Secondly, innovative drug development is also an empirical science that requires teams with extensive experience in clinical trials and regulatory approvals. Teams must be proficient in the regulatory registration procedures and key considerations associated with this highly regulated phase, and design and conduct clinical trials in accordance with the requirements of regulatory agencies such as the U.S. FDA.

(Image from Aminocaijing)
In addition, the order of market entry plays a critical role in determining market share. Although innovative drugs in the United States currently command higher prices, First-in-Class drugs achieve an average market share of 45%. The primary reason is that prescribing decisions are made by physicians, who generally do not readily switch medications, particularly in the oncology market. Therefore, when evaluating pipeline in-licensing opportunities, teams must also consider first-mover advantage—specifically, whether the drug can capture a larger share of the market.
The above logic can be similarly applied to most innovative pharmaceutical companies adopting the License-in business model. In China, where small and medium-sized innovative drug developers currently predominate, fierce competition in the sector has made License-out an increasingly popular avenue for commercialization.
In 2021, BeiGene announced a collaboration and license agreement with global pharmaceutical giant Novartis for the development, manufacturing, and commercialization of its self-developed anti-PD-1 antibody drug, tislelizumab, in multiple countries, with a total transaction value exceeding $2.2 billion. According to available data, tislelizumab is the first domestically produced PD-1 monoclonal antibody to initiate overseas clinical trials and currently has the largest number of global clinical trials among such agents. At the time the agreement was reached, tislelizumab had already launched 15 registrational clinical trials worldwide, enrolling more than 7,700 patients globally, including approximately 2,500 patients from 20 countries and regions outside mainland China.
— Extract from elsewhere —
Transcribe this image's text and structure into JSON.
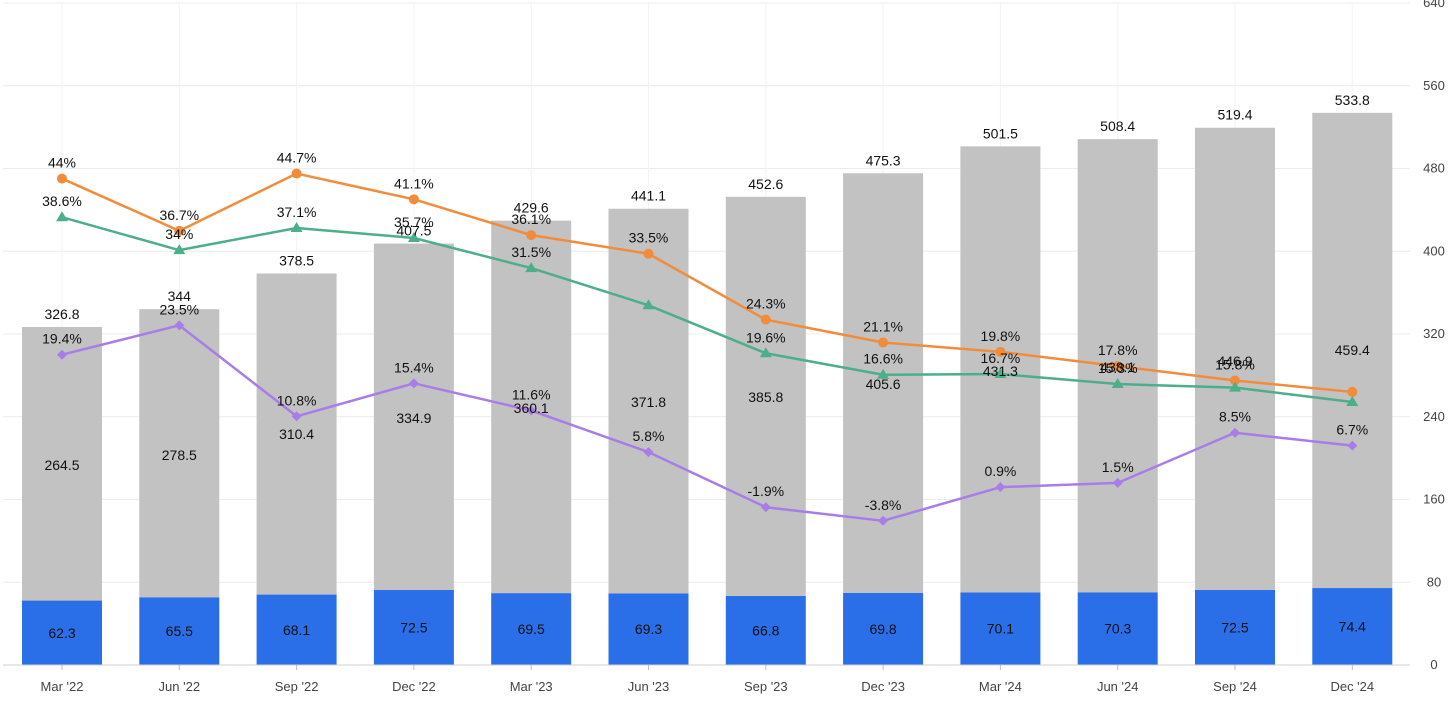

Tislelizumab was positioned for the global market from the outset of its development, and its comprehensive “multi-center clinical trial” strategy enabled it to set a record for the highest licensing transaction value for a single drug product in China. The cases of BeiGene and EQRx exemplify both sides of the argument, underscoring the critical importance of “global deployment” and “multi-center clinical trials” to the License-out business model.
If you’re asking whether EQRx’s business model can truly work, I believe it is still worth watching.
Driven by the fierce competition in the innovative drug pipeline, grounded in the genuine demands of “buying clubs,” and inspired by the noble vision of “ensuring patients have access to high-quality, low-cost innovative drugs.”